Much of the reading I’ve done both online and in books, many folks tend to view drones in a colony as a waste of resources, they produce no honey and do no work in the colony. All they do is eat, and fly out. This view may be correct for folks that have an outlook of ‘honey produced this season’ and they buy in all the queens they need over time. But if we raise our own stock and have an outlook that looks beyond the results of this year, the drone population we raise in this season is a very important component of our results the following season. Those drones will mate with the queens we raise this season, so they are providing half of the genetic input to our bee population next year. So while some folks view drones as a drag on the colony, my own person view is, our drone crop this year is responsible for a good honey crop next year. Another place where drones actually help the colony is during the spring buildup. While the drones are out flying during the day, overnight they are in the cluster, and that cluster is incubating the early brood rounds when nights are cold. The drone population can and does help incubating brood overnight.
The drones live on a different life cycle as compared to the worker bees, and it is very important to model this different cycle correctly. A drone egg is laid, then emerges as a larvae 3 and a half days later, just like the worker bee. The drone cell is capped on day 10, so it sits open for a day longer than a worker, then emerges on day 24. This is a critical difference as the drone cell is capped for 14 days vs the 11 days for which a worker is capped. After the drones emerge, they spend a week or two hardening and maturing in the colony before they start making regular afternoon flights to the drone congregation area. This is another important detail, because it tells us about our ability to successfully mate a new queen. You cannot successfully mate a new queen till a couple weeks after you see the first drones on frames in the colony.
So, when do the bees start raising drones ? Just about everything I’ve read on the subject suggests that the bees will start raising drones later than when they start raising workers during the early spring buildup. But this is not what we see in our hives here in Campbell River. Our bees typically start the first round of brood in the mid February timeframe, and that’s about the time we will start to consider spring feed in the form of patties. We dont normally go deep into the hives lifting frames to inspect until mid to late March. On the late March first inspection, we often see some drones walking on the frames, not a lot, but there are some. If we do the math on drone development time, seeing drones on the frames in mid March suggests they were laid as eggs in mid to late February. I am convinced the first drone eggs are indeed placed in cells as soon as the first round of replacement bees is started.
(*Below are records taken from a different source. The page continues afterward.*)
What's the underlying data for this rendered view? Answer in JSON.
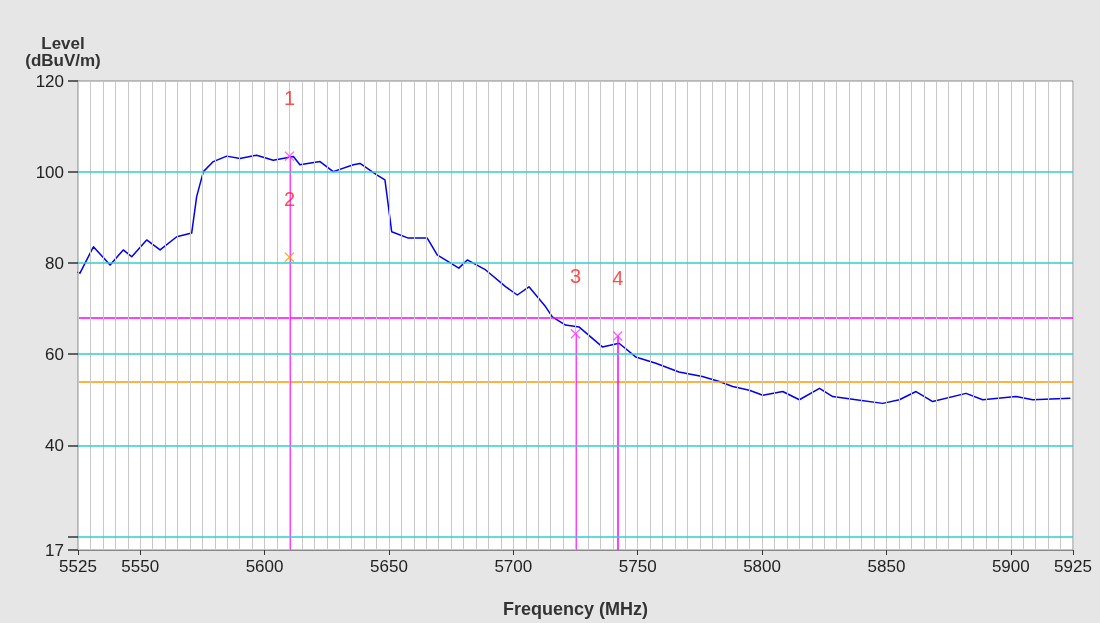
{
  "chart_data": {
    "type": "line",
    "xlabel": "Frequency (MHz)",
    "ylabel": "Level (dBuV/m)",
    "xlim": [
      5525,
      5925
    ],
    "xticks": [
      5525,
      {
        "value": 5530,
        "label": null
      },
      {
        "value": 5535,
        "label": null
      },
      {
        "value": 5540,
        "label": null
      },
      {
        "value": 5545,
        "label": null
      },
      5550,
      {
        "value": 5555,
        "label": null
      },
      {
        "value": 5560,
        "label": null
      },
      {
        "value": 5565,
        "label": null
      },
      {
        "value": 5570,
        "label": null
      },
      {
        "value": 5575,
        "label": null
      },
      {
        "value": 5580,
        "label": null
      },
      {
        "value": 5585,
        "label": null
      },
      {
        "value": 5590,
        "label": null
      },
      {
        "value": 5595,
        "label": null
      },
      5600,
      {
        "value": 5605,
        "label": null
      },
      {
        "value": 5610,
        "label": null
      },
      {
        "value": 5615,
        "label": null
      },
      {
        "value": 5620,
        "label": null
      },
      {
        "value": 5625,
        "label": null
      },
      {
        "value": 5630,
        "label": null
      },
      {
        "value": 5635,
        "label": null
      },
      {
        "value": 5640,
        "label": null
      },
      {
        "value": 5645,
        "label": null
      },
      5650,
      {
        "value": 5655,
        "label": null
      },
      {
        "value": 5660,
        "label": null
      },
      {
        "value": 5665,
        "label": null
      },
      {
        "value": 5670,
        "label": null
      },
      {
        "value": 5675,
        "label": null
      },
      {
        "value": 5680,
        "label": null
      },
      {
        "value": 5685,
        "label": null
      },
      {
        "value": 5690,
        "label": null
      },
      {
        "value": 5695,
        "label": null
      },
      5700,
      {
        "value": 5705,
        "label": null
      },
      {
        "value": 5710,
        "label": null
      },
      {
        "value": 5715,
        "label": null
      },
      {
        "value": 5720,
        "label": null
      },
      {
        "value": 5725,
        "label": null
      },
      {
        "value": 5730,
        "label": null
      },
      {
        "value": 5735,
        "label": null
      },
      {
        "value": 5740,
        "label": null
      },
      {
        "value": 5745,
        "label": null
      },
      5750,
      {
        "value": 5755,
        "label": null
      },
      {
        "value": 5760,
        "label": null
      },
      {
        "value": 5765,
        "label": null
      },
      {
        "value": 5770,
        "label": null
      },
      {
        "value": 5775,
        "label": null
      },
      {
        "value": 5780,
        "label": null
      },
      {
        "value": 5785,
        "label": null
      },
      {
        "value": 5790,
        "label": null
      },
      {
        "value": 5795,
        "label": null
      },
      5800,
      {
        "value": 5805,
        "label": null
      },
      {
        "value": 5810,
        "label": null
      },
      {
        "value": 5815,
        "label": null
      },
      {
        "value": 5820,
        "label": null
      },
      {
        "value": 5825,
        "label": null
      },
      {
        "value": 5830,
        "label": null
      },
      {
        "value": 5835,
        "label": null
      },
      {
        "value": 5840,
        "label": null
      },
      {
        "value": 5845,
        "label": null
      },
      5850,
      {
        "value": 5855,
        "label": null
      },
      {
        "value": 5860,
        "label": null
      },
      {
        "value": 5865,
        "label": null
      },
      {
        "value": 5870,
        "label": null
      },
      {
        "value": 5875,
        "label": null
      },
      {
        "value": 5880,
        "label": null
      },
      {
        "value": 5885,
        "label": null
      },
      {
        "value": 5890,
        "label": null
      },
      {
        "value": 5895,
        "label": null
      },
      5900,
      {
        "value": 5905,
        "label": null
      },
      {
        "value": 5910,
        "label": null
      },
      {
        "value": 5915,
        "label": null
      },
      {
        "value": 5920,
        "label": null
      },
      5925
    ],
    "ylim": [
      17,
      120
    ],
    "yticks": [
      17,
      {
        "value": 20,
        "label": null
      },
      40,
      60,
      80,
      100,
      120
    ],
    "grid": true,
    "series": [
      {
        "color": "#0000ee",
        "marker": "none",
        "line_style": "solid",
        "x": [
          5525,
          5525.8,
          5531.2,
          5537.9,
          5543.2,
          5546.6,
          5552.6,
          5558,
          5564.7,
          5570.7,
          5572.7,
          5575.4,
          5579.4,
          5584.8,
          5590.1,
          5596.8,
          5603.5,
          5611.6,
          5614.2,
          5622.3,
          5627.6,
          5635.7,
          5638.4,
          5645.1,
          5648.4,
          5651.1,
          5657.8,
          5665.4,
          5669.4,
          5678.1,
          5681.5,
          5688.9,
          5697,
          5701.6,
          5706.3,
          5713,
          5715.7,
          5721,
          5726.4,
          5735.8,
          5742.5,
          5749.2,
          5757.3,
          5766.6,
          5776,
          5782.8,
          5788.2,
          5794.9,
          5800.3,
          5808.3,
          5815,
          5823.1,
          5828.4,
          5837.8,
          5848.5,
          5855.2,
          5861.9,
          5868.6,
          5882,
          5888.7,
          5902.1,
          5908.8,
          5923.7
        ],
        "values": [
          78,
          77.8,
          83.6,
          79.6,
          82.9,
          81.4,
          85.1,
          82.9,
          85.8,
          86.6,
          94.6,
          100.1,
          102.3,
          103.5,
          103,
          103.7,
          102.6,
          103.4,
          101.6,
          102.3,
          100.1,
          101.6,
          101.9,
          99.4,
          98.3,
          86.9,
          85.5,
          85.5,
          81.8,
          78.9,
          80.7,
          78.5,
          74.8,
          73,
          74.8,
          70.4,
          68.2,
          66.4,
          66,
          61.6,
          62.4,
          59.4,
          58,
          56.1,
          55.1,
          54,
          52.9,
          52.1,
          51,
          51.8,
          50,
          52.5,
          50.7,
          50,
          49.2,
          50,
          51.8,
          49.6,
          51.4,
          50,
          50.7,
          50,
          50.3
        ]
      },
      {
        "type": "scatter",
        "marker": "cross",
        "x": [
          5610,
          5610,
          5725,
          5742
        ],
        "values": [
          103.5,
          81.3,
          64.5,
          64
        ],
        "colors": [
          "#ff33ff",
          "#ff9900",
          "#ff33ff",
          "#ff33ff"
        ]
      }
    ],
    "ref_lines": [
      {
        "axis": "y",
        "value": 68,
        "color": "#ff00ff"
      },
      {
        "axis": "y",
        "value": 54,
        "color": "#ff9900"
      },
      {
        "axis": "x",
        "value": 5610,
        "color": "#ff00ff"
      },
      {
        "axis": "x",
        "value": 5725,
        "color": "#ff00ff"
      },
      {
        "axis": "x",
        "value": 5742,
        "color": "#ff00ff"
      }
    ],
    "annotations": [
      {
        "text": "1",
        "x": 5610,
        "y": 103.5
      },
      {
        "text": "2",
        "x": 5610,
        "y": 81.3
      },
      {
        "text": "3",
        "x": 5725,
        "y": 64.5
      },
      {
        "text": "4",
        "x": 5742,
        "y": 64
      }
    ]
  }
}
How many drones do the bees raise ? Again, reading literature provides a wide range of numbers, really depends on ‘which book did you read’ to get a handle on that number. I’ve seen numbers as low as 5 percent, and as high as 20 percent. Our own experience in looking at colonies where we place a drone frame, bees tend to fill one side completely, and the second side partially, which works out to approximately 10 percent of the brood is drone cells.
Another detail that we need to account for is drone eviction. It’s well known, as we get into the later part of the season, worker bees evict the drones from the colony. With no basis other than ‘it makes sense’, we need to consider another important date then when modelling hive populations. If the bees are evicting the living drones on a given date, when did the queen stop laying eggs in drone cells ? It takes 24 days for a drone to develop from egg to emerging bee, so it does make sense to assume that no more eggs are placed in drone cells when we are 24 days before the date at which the bees will evict drones.
After going over all of the numbers I’ve seen over time, and trying to make a realistic mathematical model for colony development, I chose to model drones by having the queen place 10% of the eggs into drone cells while she is laying eggs, and stops laying in drone cells 24 days prior to the date when the bees evict the drones. The way eviction is modelled, on days after the start of the eviction process, half of the remaining drone population gets evicted from the colony, resulting in a drone population that declines rapidly once eviction starts.